Però rendiamo merito anche a un altro grande italiano che ricordiamo soprattutto per la storia di due che volevano sposarsi ma, a quanto pare, la burocrazia in Lombardia è lenta. Alessandro Manzoni, il secondo vate della letteratura italiana, fece un’operazione – partendo da presupposti diversi – simile a quella di Dante: con i suoi Promessi Sposi intendeva aprire la letteratura a un più vasto bacino di lettori, in quello stivale ancora diviso e che in pochi decenni avrebbe conosciuto il Risorgimento. Fece vari esperimenti: ne venne fuori un italiano, sì comprensibile, ma che ancora risentiva di qualche dialettismo di troppo. Nel 1840 decide dunque, con un’espressione passata alla storia, di “sciacquare i panni in Arno”: filtrò la lingua del suo romanzo con quello stesso fiorentino. Una scelta che, infatti, si rivelerà non poco di successo.
Una delle vicende che spesso e volentieri si sente sul conto di Dante è quella del suo amore per Beatrice. La conobbe a soli nove anni – lo sappiamo dalla Vita Nova – dopodiché, quasi sicuramente, non si incontrarono mai più. Lui ci parla dell’episodio del saluto negato, difficile credergli. Successivamente Dante si sposò e Beatrice, giovane, morì. Ma se vogliamo prestar fede a quell’episodio, Dante è a tutti gli effetti il primo friendzonato della storia: non solo viene rifiutato ma non ha neanche il coraggio di dichiararsi. Non si tratta però di un amore silente: aldilà delle poesie d’amore della Vita Nova e aldilà di ciò che rappresenta per molti altri aspetti la sua opera più importante, la Commedia non esisterebbe se quell’amore nascosto non vi fosse stato e se la giovane Beatrice non si fosse spenta prematuramente.
Dante scrive la Commedia per lei. Dante immagina un viaggio dall’Inferno, attraverso il Purgatorio, fino al Paradiso per poi ricongiungersi con la donna con cui non scambiò nemmeno una parola. Una figura femminile tra pudore e carnalità, incarnazione filosofica e teologica della salvezza. Una figura che, esistita o meno, si è rivelata per Dante il punto di passaggio tra l’amore giovanile e la vera conoscenza del mondo.

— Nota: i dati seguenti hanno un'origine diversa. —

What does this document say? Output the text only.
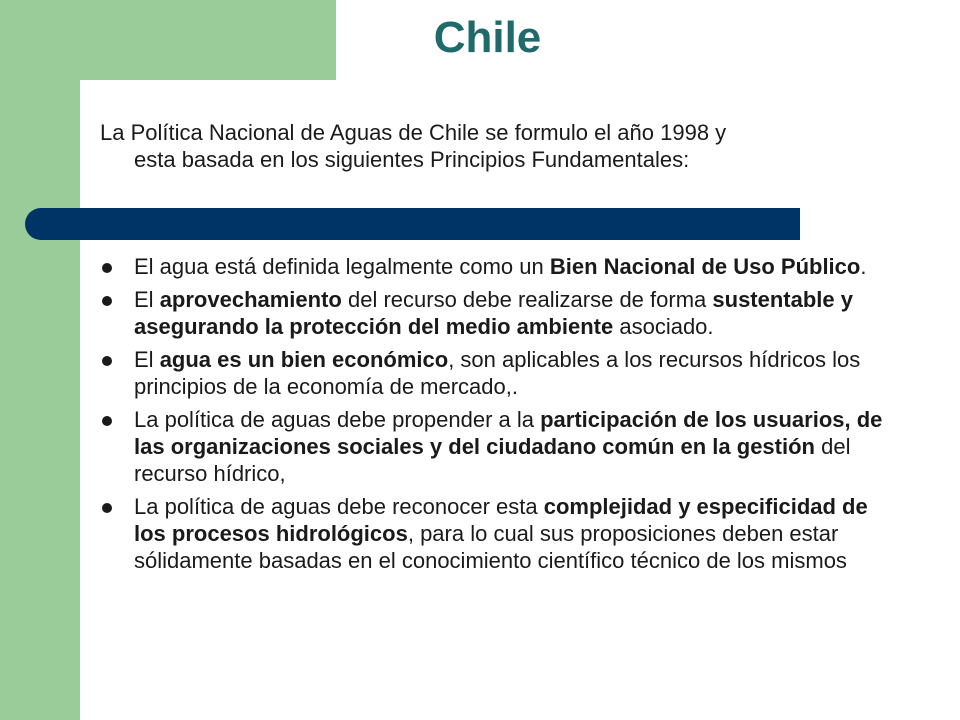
Chile
La Política Nacional de Aguas de Chile se formulo el año 1998 y
esta basada en los siguientes Principios Fundamentales:
El agua está definida legalmente como un Bien Nacional de Uso Público.
El aprovechamiento del recurso debe realizarse de forma sustentable y asegurando la protección del medio ambiente asociado.
El agua es un bien económico, son aplicables a los recursos hídricos los principios de la economía de mercado,.
La política de aguas debe propender a la participación de los usuarios, de las organizaciones sociales y del ciudadano común en la gestión del recurso hídrico,
La política de aguas debe reconocer esta complejidad y especificidad de los procesos hidrológicos, para lo cual sus proposiciones deben estar sólidamente basadas en el conocimiento científico técnico de los mismos
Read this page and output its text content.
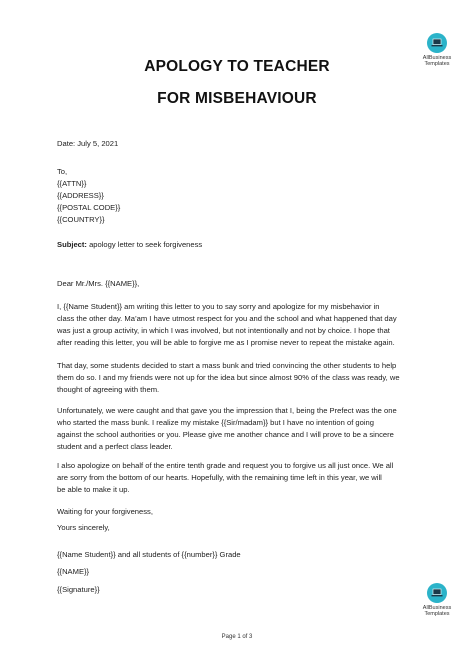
AllBusiness
Templates
APOLOGY TO TEACHER
FOR MISBEHAVIOUR
Date: July 5, 2021
To,
{{ATTN}}
{{ADDRESS}}
{{POSTAL CODE}}
{{COUNTRY}}
Subject: apology letter to seek forgiveness
Dear Mr./Mrs. {{NAME}},
I, {{Name Student}} am writing this letter to you to say sorry and apologize for my misbehavior in
class the other day. Ma’am I have utmost respect for you and the school and what happened that day
was just a group activity, in which I was involved, but not intentionally and not by choice. I hope that
after reading this letter, you will be able to forgive me as I promise never to repeat the mistake again.
That day, some students decided to start a mass bunk and tried convincing the other students to help
them do so. I and my friends were not up for the idea but since almost 90% of the class was ready, we
thought of agreeing with them.
Unfortunately, we were caught and that gave you the impression that I, being the Prefect was the one
who started the mass bunk. I realize my mistake {{Sir/madam}} but I have no intention of going
against the school authorities or you. Please give me another chance and I will prove to be a sincere
student and a perfect class leader.
I also apologize on behalf of the entire tenth grade and request you to forgive us all just once. We all
are sorry from the bottom of our hearts. Hopefully, with the remaining time left in this year, we will
be able to make it up.
Waiting for your forgiveness,
Yours sincerely,
{{Name Student}} and all students of {{number}} Grade
{{NAME}}
{{Signature}}
AllBusiness
Templates
Page 1 of 3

Se vi sforzate a riportare alla mente la vostra esperienza scolastica legata a Dante, vi ricorderete senza dubbio come il poeta nel corso della Commedia svenga spesso o perché impaurito o perché estasiato. Alcuni studiosi sono arrivati a pensare che questi svenimenti non siano altro che un racconto indiretto di una possibile malattia – una forma di narcolessia o epilessia – di cui Dante soffrì verso la fine della sua vita.
Questa però rischia di diventare una valutazione riduttiva, banalizzante, e che soprattutto non rende merito al grande genio di Dante. È invece più interessante – e su questo concordano molti intellettuali – pensare a una furbizia stilistica: data la mole e complessità della materia alla base della Commedia, non risulta difficile credere che l’arguto fiorentino sia ricorso all’espediente del mancamento per fare un salto narrativo e risolvere una situazione altrimenti senza via di fuga.
Per il Dantedì, oggi 25 marzo, prendete un passo di Dante e provate a farvi un’idea. Dimenticate l’esperienza scolastica legata al Poeta, spesso esasperante e troppo didattica per l’appunto, ed esploratelo. Affrontate la sua opera in quanto esseri umani, esaltatela o abbattetela, ma fatevi un vostro giudizio come colui che si prese la briga di decidere chi dovesse andare all’Inferno e chi in Paradiso.